It’s rare to find someone whose life hasn’t been touched by Alzheimer’s disease, especially among our aging Veteran population. And, whether online or in person at VA facilities, there are many ways to find a meaningful career caring for those battling the disease.
On World Alzheimer’s Day, celebrated on Sept. 21 each year, the world concentrates its efforts on creating awareness of Alzheimer’s disease. This progressive illness involves the deterioration of nerve cells in the brain—which in turn affects thoughts, memory, and language—and accounts for 60% to 80% of all diagnosed dementia cases.
Compassionate care for Alzheimer’s patients
VA has many programs to support older Veterans, as well as their families and caregivers, as they work through the challenges presented by this disease. Among the services we provide are:
- Home-based primary care
- Homemaker and home health aides
- Respite care
- Adult day health care
- Outpatient clinic services
- Inpatient hospital services
- Nursing home services
- Hospice care
- Caregiver support
We also offer a range of specialized geriatric services for Veterans and families to help them cope with complex health conditions in later life. Because of the diverse nature of geriatrics, the specialty welcomes all sorts of clinical roles, including doctors, nurses, pharmacists, and more. There are even nonclinical roles that handle patient scheduling and other administrative duties.
Each one of these provides an opportunity for you to provide caring, compassionate assistance to the Veterans who have served our country.
“It takes all of us to make things work,” explained Cheryl Schmitz, deputy executive director of VA’s Office of Geriatrics and Extended Care. “It really is that difference of views, the differences of experiences, that really helps us be innovative and the best.”
Specialized care for Alzheimer’s patients
When it comes to providing for the mental health of our older Veterans living with Alzheimer’s, geriatric psychiatrists bring a unique expertise to our team. They focus on evaluation, diagnosis, and treatment of mental and emotional disorders in the elderly.
Aging Veterans may experience depression, anxiety, distressing memories from their military service, or stress related to health concerns—including pain, sleep troubles or memory problems. Even something as basic as increased difficulty getting around isn’t limited to just the physical—there can be a mental component attached to the possible loss of independence.

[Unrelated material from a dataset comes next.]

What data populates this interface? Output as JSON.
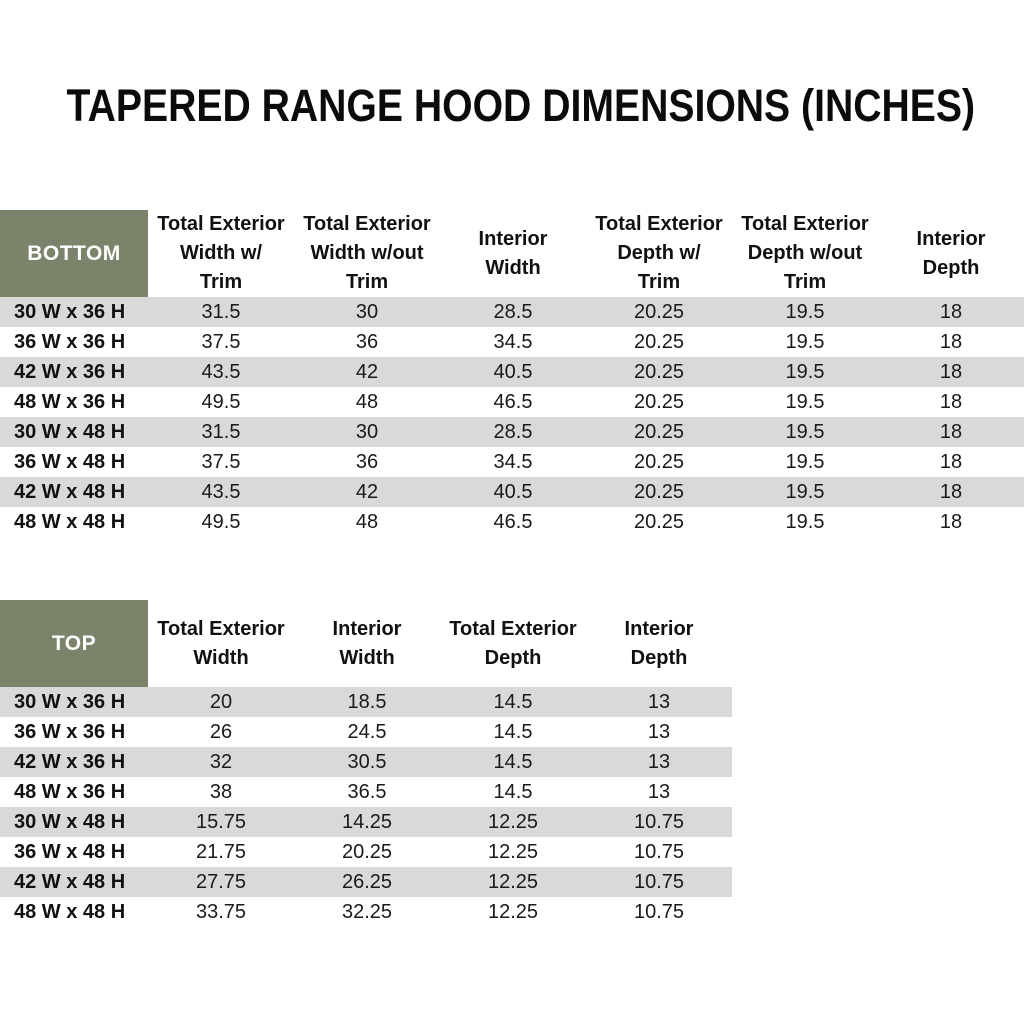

However, the key difference for geriatrics professionals is their experience with older adults who have multiple medical issues and take multiple medications. For example, VA studies have shown that older adults who take 3 or more medicines that work on the central nervous system are at greater risk.
Having people who specialize in Alzheimer’s and geriatric medicine allows us to tackle these concerns head-on, and make sure that the care we’re offering improves quality of life for our Veterans.
At VA, we don’t just wait for Alzheimer’s disease to strike. In addition to providing care, VA researchers work to understand and address the causes of Alzheimer’s disease, as well as develop therapies to help Veterans maintain a better quality of life.
We conduct this research through our Geriatric Research Education and Clinical Centers (GRECCs). Established to increase basic knowledge of aging and diseases that affect an older population and to improve the health of aging Veterans, VA now operates 20 GRECCs located throughout the United States.
Through GRECCs, our researchers work towards 3 goals:
- To increase knowledge of geriatric care through research
- To improve health care for older Veterans through innovation
- To provide training and education on clinical care for older adults
Some areas of focus for VA’s Alzheimer’s research are potential drug therapies, genetic and environmental causes, and long-term care models.
“One of our highest priorities is to ensure that Veterans get access to the cutting-edge approaches available only through clinical research,” said Dr. Rachel Ramoni, VA’s chief research and development officer in discussing an ongoing research partnership with the National Institute of Aging.
And your talents might be the ones we need to make the next big breakthrough.